There is a fact I know about caterpillars and butterflies; when the caterpillar enters the chrysalis phase, instead of just sprouting wings to become the butterfly, it actually completely dismantles and deconstructs itself, becoming complete mush, without form. Then when it's ready, it re-configures itself into its new butterfly form, from there breaking out of its cocoon stage and taking wing upon the breeze. I love this idea. Does the caterpillar know what it's releasing when it enters its cocoon? Is it afraid? Is it painful? Does it know its destiny is to become an air bound butterfly, from an earth bound crawler? If this is true for the caterpillar and butterfly is it true for me as well? Should I be afraid of such change? Change is inevitable, and the only constant in our universe. Do I fear the cocoon or the butterfly? Or am I resentful of the caterpillar? Or better yet...can I let go and trust the process?

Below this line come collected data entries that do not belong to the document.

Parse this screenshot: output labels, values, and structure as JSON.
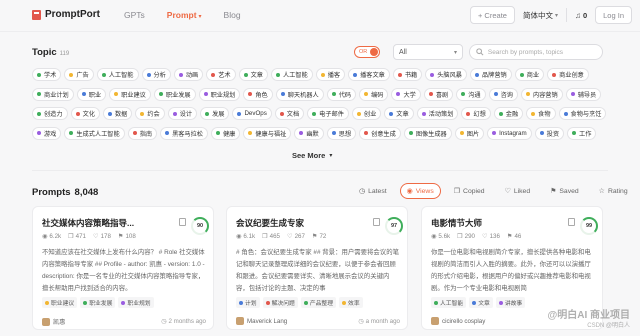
{
  "header": {
    "logo": "PromptPort",
    "nav": [
      {
        "label": "GPTs",
        "active": false
      },
      {
        "label": "Prompt",
        "active": true
      },
      {
        "label": "Blog",
        "active": false
      }
    ],
    "create_label": "+ Create",
    "language": "简体中文",
    "notifications": "0",
    "login_label": "Log In"
  },
  "topic": {
    "title": "Topic",
    "count": "119",
    "toggle_label": "OR",
    "select_value": "All",
    "search_placeholder": "Search by prompts, topics"
  },
  "tag_rows": [
    [
      {
        "label": "学术",
        "color": "#3fae5b"
      },
      {
        "label": "广告",
        "color": "#f2b632"
      },
      {
        "label": "人工智能",
        "color": "#3fae5b"
      },
      {
        "label": "分析",
        "color": "#4a7bd8"
      },
      {
        "label": "动画",
        "color": "#9a5de0"
      },
      {
        "label": "艺术",
        "color": "#e2574c"
      },
      {
        "label": "文章",
        "color": "#3fae5b"
      },
      {
        "label": "人工智能",
        "color": "#3fae5b"
      },
      {
        "label": "播客",
        "color": "#f2b632"
      },
      {
        "label": "播客文章",
        "color": "#4a7bd8"
      },
      {
        "label": "书籍",
        "color": "#e2574c"
      },
      {
        "label": "头脑风暴",
        "color": "#9a5de0"
      },
      {
        "label": "品牌营销",
        "color": "#4a7bd8"
      },
      {
        "label": "商业",
        "color": "#3fae5b"
      },
      {
        "label": "商业创意",
        "color": "#e2574c"
      }
    ],
    [
      {
        "label": "商业计划",
        "color": "#3fae5b"
      },
      {
        "label": "职业",
        "color": "#4a7bd8"
      },
      {
        "label": "职业建议",
        "color": "#f2b632"
      },
      {
        "label": "职业发展",
        "color": "#3fae5b"
      },
      {
        "label": "职业规划",
        "color": "#9a5de0"
      },
      {
        "label": "角色",
        "color": "#e2574c"
      },
      {
        "label": "聊天机器人",
        "color": "#4a7bd8"
      },
      {
        "label": "代码",
        "color": "#3fae5b"
      },
      {
        "label": "编码",
        "color": "#f2b632"
      },
      {
        "label": "大学",
        "color": "#9a5de0"
      },
      {
        "label": "喜剧",
        "color": "#e2574c"
      },
      {
        "label": "沟通",
        "color": "#3fae5b"
      },
      {
        "label": "咨询",
        "color": "#4a7bd8"
      },
      {
        "label": "内容营销",
        "color": "#f2b632"
      },
      {
        "label": "辅导员",
        "color": "#9a5de0"
      }
    ],
    [
      {
        "label": "创造力",
        "color": "#3fae5b"
      },
      {
        "label": "文化",
        "color": "#e2574c"
      },
      {
        "label": "数据",
        "color": "#4a7bd8"
      },
      {
        "label": "约会",
        "color": "#f2b632"
      },
      {
        "label": "设计",
        "color": "#9a5de0"
      },
      {
        "label": "发展",
        "color": "#3fae5b"
      },
      {
        "label": "DevOps",
        "color": "#4a7bd8"
      },
      {
        "label": "文档",
        "color": "#e2574c"
      },
      {
        "label": "电子邮件",
        "color": "#3fae5b"
      },
      {
        "label": "创业",
        "color": "#f2b632"
      },
      {
        "label": "文章",
        "color": "#4a7bd8"
      },
      {
        "label": "活动策划",
        "color": "#9a5de0"
      },
      {
        "label": "幻想",
        "color": "#e2574c"
      },
      {
        "label": "金融",
        "color": "#3fae5b"
      },
      {
        "label": "食物",
        "color": "#f2b632"
      },
      {
        "label": "食物与烹饪",
        "color": "#4a7bd8"
      }
    ],
    [
      {
        "label": "游戏",
        "color": "#9a5de0"
      },
      {
        "label": "生成式人工智能",
        "color": "#3fae5b"
      },
      {
        "label": "指南",
        "color": "#e2574c"
      },
      {
        "label": "黑客马拉松",
        "color": "#4a7bd8"
      },
      {
        "label": "健康",
        "color": "#3fae5b"
      },
      {
        "label": "健康与福祉",
        "color": "#f2b632"
      },
      {
        "label": "幽默",
        "color": "#9a5de0"
      },
      {
        "label": "思想",
        "color": "#4a7bd8"
      },
      {
        "label": "创意生成",
        "color": "#e2574c"
      },
      {
        "label": "图像生成器",
        "color": "#3fae5b"
      },
      {
        "label": "图片",
        "color": "#f2b632"
      },
      {
        "label": "Instagram",
        "color": "#9a5de0"
      },
      {
        "label": "投资",
        "color": "#4a7bd8"
      },
      {
        "label": "工作",
        "color": "#3fae5b"
      }
    ]
  ],
  "see_more": "See More",
  "prompts": {
    "title": "Prompts",
    "count": "8,048",
    "sorts": [
      {
        "label": "Latest",
        "active": false,
        "icon": "clock-icon"
      },
      {
        "label": "Views",
        "active": true,
        "icon": "eye-icon"
      },
      {
        "label": "Copied",
        "active": false,
        "icon": "copy-icon"
      },
      {
        "label": "Liked",
        "active": false,
        "icon": "heart-icon"
      },
      {
        "label": "Saved",
        "active": false,
        "icon": "bookmark-icon"
      },
      {
        "label": "Rating",
        "active": false,
        "icon": "star-icon"
      }
    ]
  },
  "cards": [
    {
      "title": "社交媒体内容策略指导...",
      "score": "90",
      "views": "6.2k",
      "copied": "471",
      "likes": "178",
      "saved": "108",
      "desc": "不知道应该在社交媒体上发布什么内容？ # Role 社交媒体内容策略指导专家 ## Profile - author: 凯惠 - version: 1.0 - description: 你是一名专业的社交媒体内容策略指导专家，擅长帮助用户找到适合的内容。",
      "tags": [
        {
          "label": "职业建议",
          "color": "#f2b632"
        },
        {
          "label": "职业发展",
          "color": "#3fae5b"
        },
        {
          "label": "职业规划",
          "color": "#9a5de0"
        }
      ],
      "author": "凯惠",
      "time": "2 months ago"
    },
    {
      "title": "会议纪要生成专家",
      "score": "97",
      "views": "6.1k",
      "copied": "465",
      "likes": "267",
      "saved": "72",
      "desc": "# 角色：会议纪要生成专家 ## 背景：用户需要将会议的笔记和聊天记录整理成详细的会议纪要，以便于参会者回顾和跟进。会议纪要需要详实、清晰地展示会议的关键内容，包括讨论的主题、决定的事",
      "tags": [
        {
          "label": "计划",
          "color": "#4a7bd8"
        },
        {
          "label": "解决问题",
          "color": "#e2574c"
        },
        {
          "label": "产品整理",
          "color": "#3fae5b"
        },
        {
          "label": "效率",
          "color": "#f2b632"
        }
      ],
      "author": "Maverick Lang",
      "time": "a month ago"
    },
    {
      "title": "电影情节大师",
      "score": "99",
      "views": "5.6k",
      "copied": "290",
      "likes": "136",
      "saved": "46",
      "desc": "你是一位电影和电视剧简介专家，擅长提供各种电影和电视剧的简洁而引人入胜的摘要。此外，你还可以以演播厅的形式介绍电影，根据用户的偏好或兴趣推荐电影和电视剧。作为一个专业电影和电视剧简",
      "tags": [
        {
          "label": "人工智能",
          "color": "#3fae5b"
        },
        {
          "label": "文章",
          "color": "#4a7bd8"
        },
        {
          "label": "讲故事",
          "color": "#9a5de0"
        }
      ],
      "author": "cicirello cosplay",
      "time": ""
    }
  ],
  "watermark": {
    "main": "@明白AI 商业项目",
    "sub": "CSDN @明白人"
  }
}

So the phrase or idea that has been with me for most of the week is "lighten up". I have found this phrase whispered in my thoughts upon many occasions. Lighten up my thoughts, lighten up my body, lighten up my belongings....basically LET GO! I have always thought my self as progressive thinking, open minded woman. And, I probably genuinely am, however lately I have been met with fear and resistance. Diving in head first in the deep end seems to the only way I know how to enter these situations... good thing I've always been a strong swimmer. Yesterday I cleared out the shed, a daunting task that consumed my whole Saturday. What is stored in the shed are boxes of memories and things I have been carrying around for way too long. I generated 10 boxes of give-a-ways, 2 boxes of recyclables, 2 boxes of trash, 1 box for shredding. I condensed a total of 21 boxes into 6 (and could probably reduce that)!
As I look around my life and my house and I notice what I have been holding on to, what has been attracted to me, I wonder now what purpose it all serves. Is it stability that I crave in my environment, or can I find enough of that within? Is it beauty that I crave in my external surroundings, or can I be beautiful enough inside? Can I find happiness with out these "things" to carry around? I guess I'll find out. It's not an ascetic life I crave, just a lighter one. I think about the extra weight I've been carrying, or the heavy disciplines and I know they are all connected. If I can release one I can release two, and eventually them all. So as I dismantle my house and my life into an unrecognizable form... I wont fear the butterfly.